To save lives, predict natural disasters, prevent fires, control erosion of coastal areas, as well as providing quality food and services for all, can only be secured effectively through a new generation of user-driven, low-cost, space-based observation and human-based participatory systems, which require adequate resources that can only be obtained if citizens become an integral part of future developments.

In addition, dealing with climate change, dramatic biodiversity reduction, health and economic crisis, uncertainty and risks, together with ensuring security and safe conditions for our populations can only be addressed if new digital initiatives move forward in full alignment with a required green transition.

Nevertheless, analysis call for our attention towards a revisted “digital humanism[1], together with rethinking potential techno-centric narratives of progress, embracing and harnessing uncertainty[2][3], as well as abandoning the fantasy of control over nature and the illusion of techno-centric dominance of digital systems and AI-enable innovations[4] .

In this context, a leading group of American and European scholars have recently called our attention to guarantee a transdisciplinary approach to collective behaviours[5] in a way that citizens, at large, have better knowledge of digital services and digital providers, together with improved user responsibility in an emerging decentralized digital age and AI-enabled innovations.

Understanding paths of “collective behaviours”, together with new transdisciplinary approaches, moving beyond a dialogue between the sciences and the arts. It requires the design of new data collection and analysis systems across different disciplines (including the humanities and the arts, exact, natural and social sciences with engineering), integrated with other forms of knowledge and adequate user-interfaces.
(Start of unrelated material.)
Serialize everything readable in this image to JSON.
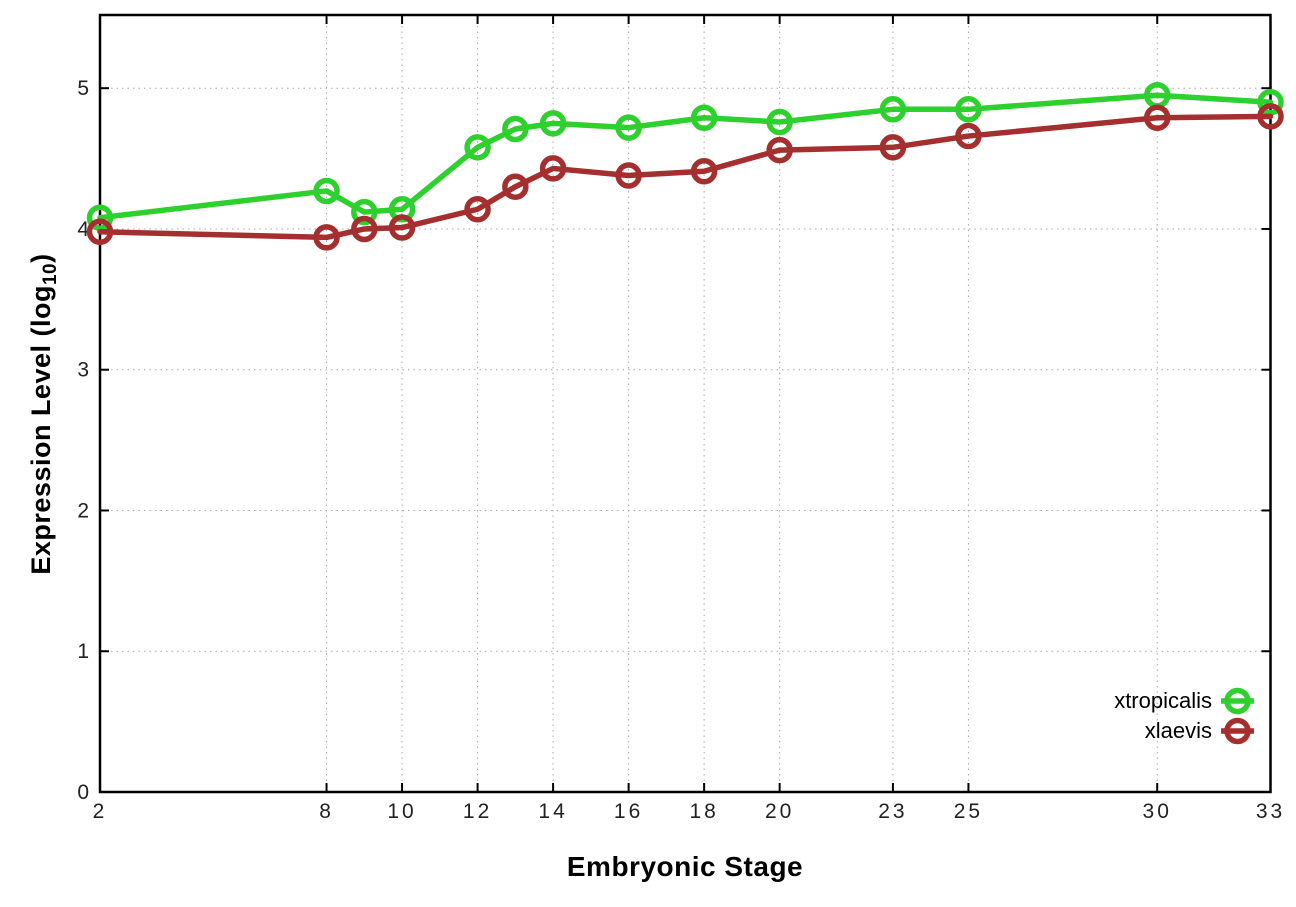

In addition, it requires coupling with adequate understanding of Human Agency and the need to help people, at large, to feel satisfied through contributing to science and keep engaged and productive. Empowering users and citizens, at large, will promote the need to educate and train every single citizen, while ultimately avoiding dominant economic or political interests, as well as related individual malfunctions (e.g., digital terrorism);

The opportunity to access and engage in knowledge networks in the Global South, particularly in Africa, relate to interactions between people and organisations, which influence economic development and political relationships[6] . This resides increasingly in the capacity to access and use knowledge and technologies in distributed knowledge bases, which are increasingly spread through a wide network of sources[7] . It is under this context that higher education maybe used as a catalyser of knowledge-based developments, by promoting the exposure of emerging societies to experts and other communities aimed to foster processes of inclusive development.

In other words, empowering users and citizens, at large, will promote the need to educate and train every single citizen, while ultimately avoiding dominant economic or political interests, as well as digital terrorism and related individual malfunctions. The rules of governance must boost research and innovation, foster growth and competitiveness and help smaller companies and start-ups to compete with very large players, in particular those who have the ability to copy their features, acquire them or block their business.

[1] Nussbaum, M. (1997) Cultivating Humanity: a classical defense of reform in liberal education, Cambridge: Harvard University Press.

[2] Nowotny, H., Scott, P., and Gibbons, M. (2001) Rethinking science: knowledge in an age of uncertainty, Cambridge: Polity.

[3] Morgan, M.G. and Henrion, M. (1990), “Uncertainty: a guide to dealing with uncertainty in quantitative risk and policy analysis”, Cambridge Univ. Press, Cambridge, New York.

[4] Nowotny, H. (2021), “In AI we Trust: power, Illusion and Control of predictive algorithms”, Polity Books.

[5] Bak-Coleman, J. B., Mark Alfano, Wofram Barfuss, Carl T. Bergstrom, MIgue Centeno, Iain D. Couzin, Jonathan F. Donges, Mirta GAlesic, Andew S Gersick, Jennifer Jacquet, Albert B Kao, Rachel E. Moran, Pawel ROmamnczuk, Daniel I. Rubenstaein, Kaia J Tombak, Jay J Van BAvel and Elke U weber (2021), “Stewardship of global collective behavior”, PNAS, June 21, 2021.

[6] Hidalgo, C.A. and Hausmann, R. (2009), ‘The building blocks of economic complexity’, Proceedings of the National Academy of Sciences of the United States of America, vol. 106, no. 26, pp. 10570-10575.

[7] Conceição, P., Heitor, M. and Veloso, F. (2003), ‘Infrastructures, Incentives and Institutions: fostering distributed knowledge bases for the Learning Society’, Technology Forecasting and Social Change, vol. 70, no. 7, pp. 583-617.